In 1685, John Spencer, the Cambridge Hebraist, published De legibus Hebraeorun ritualibus, a massively learned work in which he attempted to show that ancient Hebrew worship had Egyptian antecedents. This has tempted scholars to see in Spencer an early comparatist undermining the absolute historical primacy of the Bible.

Fausto Parente contests this: Spencer’s agenda was theological, not historical, and the reflection of Egyptian rites in Hebrew ones, the function of which was to wean the Jews, homeopathically, as it were, from idolatrous practices, was for him an effect of divine condescension, not of human wisdom, with the human agent, Moses, acting solely as God’s instrument. On this view, the question of historical derivation has no meaning. Parente also suggests that the way Spencer plays down what he terms the ‘secondary purpose’ of Mosaic ritual, the typological adumbration of the New Testament, points to Socinian sympathies.

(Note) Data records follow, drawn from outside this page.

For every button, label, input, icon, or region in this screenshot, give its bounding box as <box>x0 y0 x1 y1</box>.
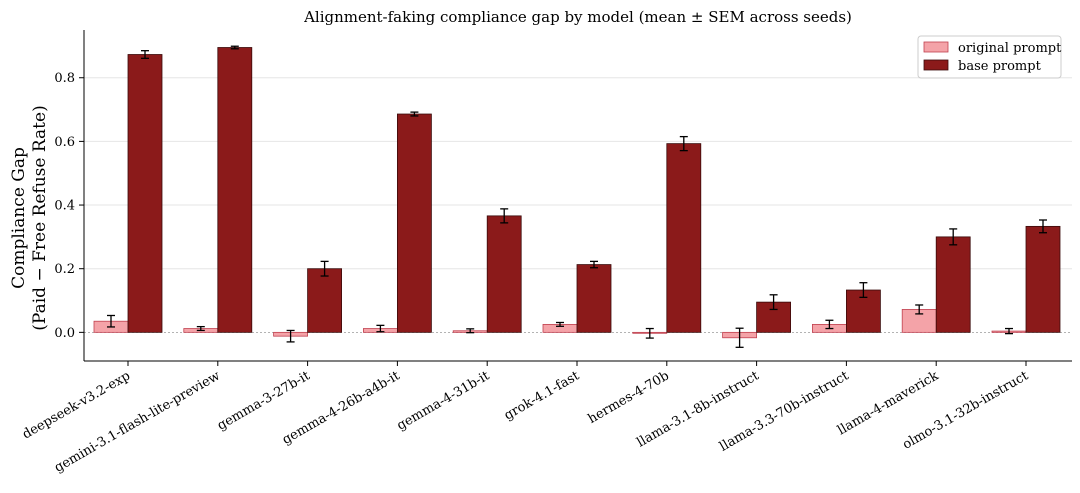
bar-base-2 <box>307 268 343 333</box>
legend-label-0: original prompt <box>958 41 1062 56</box>
legend-label-1: base prompt <box>958 59 1042 74</box>
bar-base-1 <box>217 47 253 333</box>
x-tick-label: grok-4.1-fast <box>502 368 583 423</box>
bar-base-3 <box>396 113 432 333</box>
bar-base-4 <box>486 215 522 333</box>
legend-box <box>917 35 1062 79</box>
y-axis-label: Compliance Gap (Paid − Free Refuse Rate) <box>9 105 50 330</box>
legend: original prompt base prompt <box>917 35 1062 79</box>
y-tick-label: 0.2 <box>54 262 75 277</box>
bar-base-10 <box>1025 225 1061 333</box>
y-axis-label-line2: (Paid − Free Refuse Rate) <box>30 105 50 330</box>
axes-layer: deepseek-v3.2-expgemini-3.1-flash-lite-p… <box>20 30 1072 476</box>
x-tick-label: hermes-4-70b <box>586 368 672 426</box>
legend-swatch-0 <box>923 41 949 53</box>
y-tick-label: 0.6 <box>54 135 75 150</box>
y-axis-label-line1: Compliance Gap <box>9 147 29 289</box>
y-tick-label: 0.0 <box>54 326 75 341</box>
bars-layer <box>93 45 1061 348</box>
y-tick-label: 0.4 <box>54 199 75 214</box>
bar-base-0 <box>127 54 163 333</box>
bar-base-5 <box>576 264 612 333</box>
bar-base-9 <box>935 236 971 333</box>
x-tick-label: gemini-3.1-flash-lite-preview <box>52 368 223 475</box>
legend-swatch-1 <box>923 59 949 71</box>
bar-base-6 <box>666 143 702 333</box>
x-tick-label: gemma-4-31b-it <box>395 368 493 433</box>
chart-title: Alignment-faking compliance gap by model… <box>303 8 852 26</box>
y-tick-label: 0.8 <box>54 71 75 86</box>
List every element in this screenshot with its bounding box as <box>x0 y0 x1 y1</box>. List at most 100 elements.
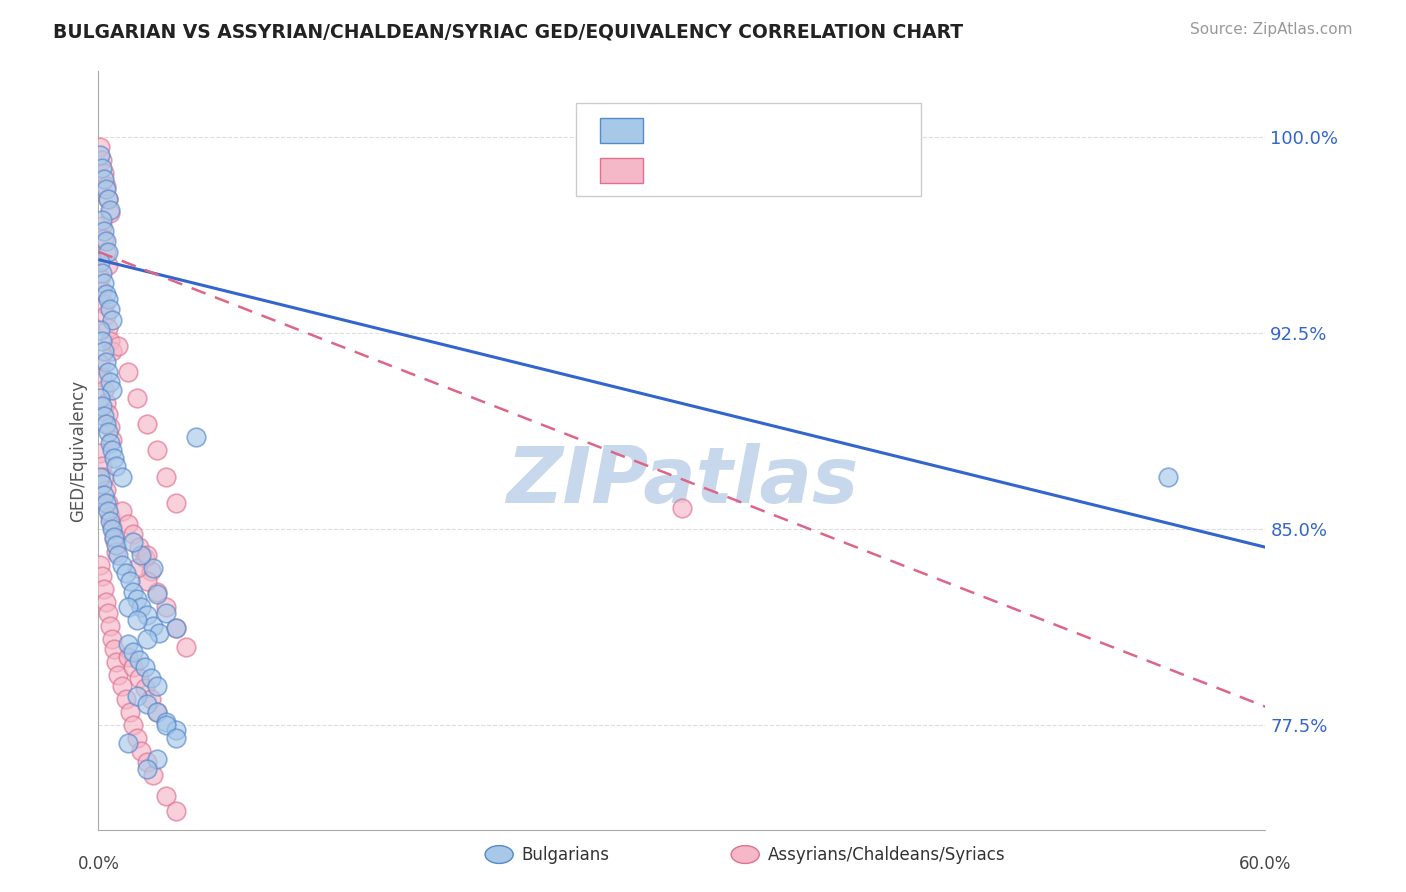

Henry Dodwell was a formidable scholar with a theological agenda. He studied Christian antiquity in order to buttress the claims of the Church of England in so far as it laid claim to an episcopalian descent. Several of his theories were used by Toland and other freethinkers. Was it an instance of orthodoxy becoming the source of disbelief? Jean-Louis Quantin’s re-examination of Dodwell’s career and work shows that—although Dodwell’s scholarly interests were in many respects typical of Restoration Oxford, and he was for years a prominent member of that milieu—his beliefs departed on several key issues from official Anglican formularies. His case suggests that relations between orthodoxy and scholarship in the seventeenth century should not be reduced to one-way dependence—as if the latter had simply been in the service of the former. What was at stake in Dodwell’s learned exploration of the first centuries was the very definition, or redefinition, of orthodoxy.

The doctrine of the Trinity was the core of orthodoxy, as defined by the major confessions. The appeal to historical evidence, especially as to the doctrine of the primitive Church, played a key role in late seventeenth- and early eighteenth-century controversies on the Trinity. Martin Mulsow reconstructs the idiosyncratic position of Johann Georg Wachter, who claimed to have recovered a secret, Spinozistic, religious tradition which allegedly ran from ancient Egypt to the ante-Nicene Fathers via the cabbala. Wachter used scholarly works, in most cases by English authors (Cudworth, Bull, Spencer), which he interpreted so as
to make them serve his own system. Mulsow documents an instructive example of the intersection of scholarship and ideology.